Thursday 10 July 2014

More coffee vicar?

What has happened to our fellow journalists ask the GPs we are now forced to report upon at the weekend’s resistance meeting?

The week before Good Morning Britain reported that a massive 1.67% of A&E attendances were due to the fact that people could not, allegedly, get a GP appointment. Mmmn.

We couldn’t link directly to this item but here is a more reasoned account of the story. There are plenty of other (Daily Mail) rants about what they think the research showed.

Does that mean that a massive 98.33% of A&E attendances were due to the fact that A&E patients had another reason for attending other than they could not get a GP appointment?

This simple fact could explain why the great Westminster Hunt said that the A&E problem was purely down to the idle overpaid GPs’ 2004 contract?

A massive 1.67% of A&E attendances due to patients unable to get a GP appointment. As a junior grunt in training one of the doctors at ND Central recalled a patient at a surgery in the morning ask for an appointment to see a GP and when told they could have one that afternoon they said that was not good enough and left.
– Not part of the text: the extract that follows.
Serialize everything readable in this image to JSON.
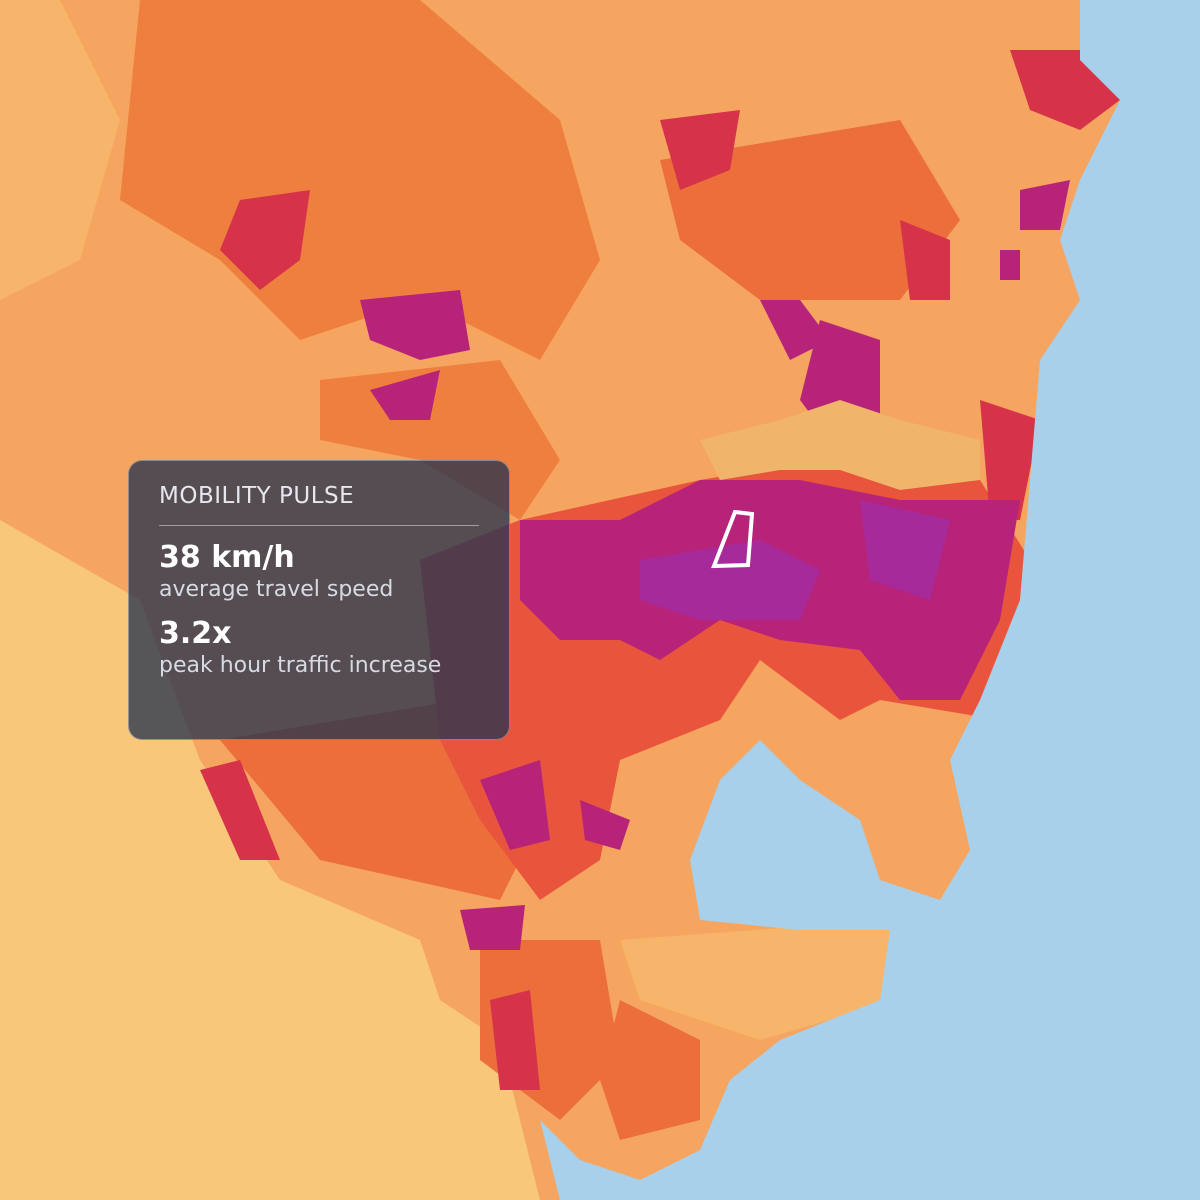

Later that afternoon the same doctor who was in the local A&E department saw the same lying patient tell the receptionist when challenged about why their life threatening problem was an emergency said they “had tried” to get an appointment but “couldn’t get one” so “had had to come to A&E” because their problem was “an emergency”. (Not).

Now you would expected in what used to be called Gormless Moron TV the usual idle overpaid underworked bastard GPs story to follow. 

But no there was actually a former head of the Royal College of General Practitioners stating that there is apparently a shortfall of 10,000 GPs in the UK which is one of the most under doctored countries in Europe. 

What is wrong with the British media these past 2 weeks?

A couple of weeks ago one of the team had a sortie down South to meet some friends from across the world from grunt school a couple of hours flying time away. During some idle conversation there was a discussion about A&E and why people attended.

Some unpublished research discussed suggested that most people attend A&E not with an “Accident” nor any genuine “Emergency” but the vast majority attend for a non-medical reason. Can you or the Party guess what the this reason for attendance at any Accident or Emergency department is that is not medical? It was an unexpected one.

Wait for the research if it gets published but it was interesting but admittedly not from the hugely affluent agricultural Northernshire where once again all GPs will be drawing lots to see who gets four whole days of golfing leaving this week.

A scene we are sure will be repeated all over the UK as we are after all only short of 10,000 GPs. The UK only trains about 8000 medical graduates a year so that short fall won’t take long to make up will it? Anyone wonder why you might have to wait to see a GP?

Praise be to the Party for ensuring that if you tell a lie often enough the thick will believe it and that is just the great Jeremy the Hunt the GPs’ best friend. More GPs anyone?